(MENAFN- Asia Times)
When Donald trump returns to the White House, he'll be accompanied by a coterie of China hawks , all vowing to use tariffs and export bans to stop Beijing from challenging the United States' supremacy in technology.
This isn't entirely new; China has faced such trade pressure since Trump first became president in 2017 , and it has continued through the Biden administration .
But the scale of what Trump now proposes – he has mentioned tariffs of up to 60% on goods from China – has some commentators suggesting that it could, in the words of one analyst,“keep Beijing on the defensive and permanently transform the rivalry in America's favor.”
Such a view is premised on the belief that China's outdated, state-subsidized, manufacturing-for-export model is ripe for disruption by US tariffs.
But as someone who has studied China's technology since the early 2000s and written and edited two books on China and innovation , I believe this portrayal of China's economy is at least two decades out of date.
China's technological sectors have grown rapidly after 2016 by adapting to the imposition of American tariffs. Indeed, since the“trade war” launched by Trump in 2017, Chinese technology has actually emerged as a world leader.
China's tech ascent
Thirty years ago, China barely had internet access , and its best technology company was yet to produce a competitive personal computer domestically. Fifteen years ago, the country was the world's factory – stuck at the low end of the value chain assembling iPhones and other tech gadgets, but not able to make any high-tech parts itself.

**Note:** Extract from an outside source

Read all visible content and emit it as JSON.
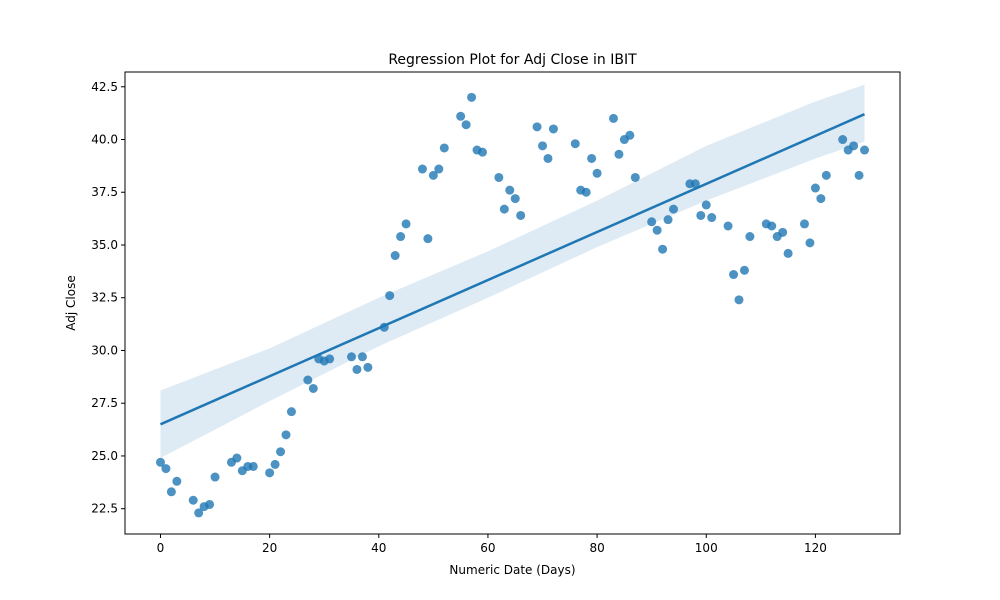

Even with the best crystal ball in the mid-2000s, no Chinese planners could have predicted the pathways to China's technological standing today.
Fast-forward to today: China is now ahead of rival economies across broad technological fields. The think tank Information Technology and Innovation Foundation found in a 2024 report that China is leading or globally competitive in five out of nine high-tech sectors – robotics, nuclear power, electric vehicles, artificial intelligence and quantum computing – and rapidly catching up in four others: chemicals, machine tools, biopharmaceuticals and semiconductors.
A Bloomberg analysis similarly identified China as leading or globally competitive in 12 out of 13 technology-intensive industries. And the Australian Strategic Policy Institute found China leading in 37 of 44 critical technologies it tracked.
Why has the Chinese tech industry advanced so quickly? Many in Washington believe it's the result of decades of careful government planning to dominate global high-tech industries.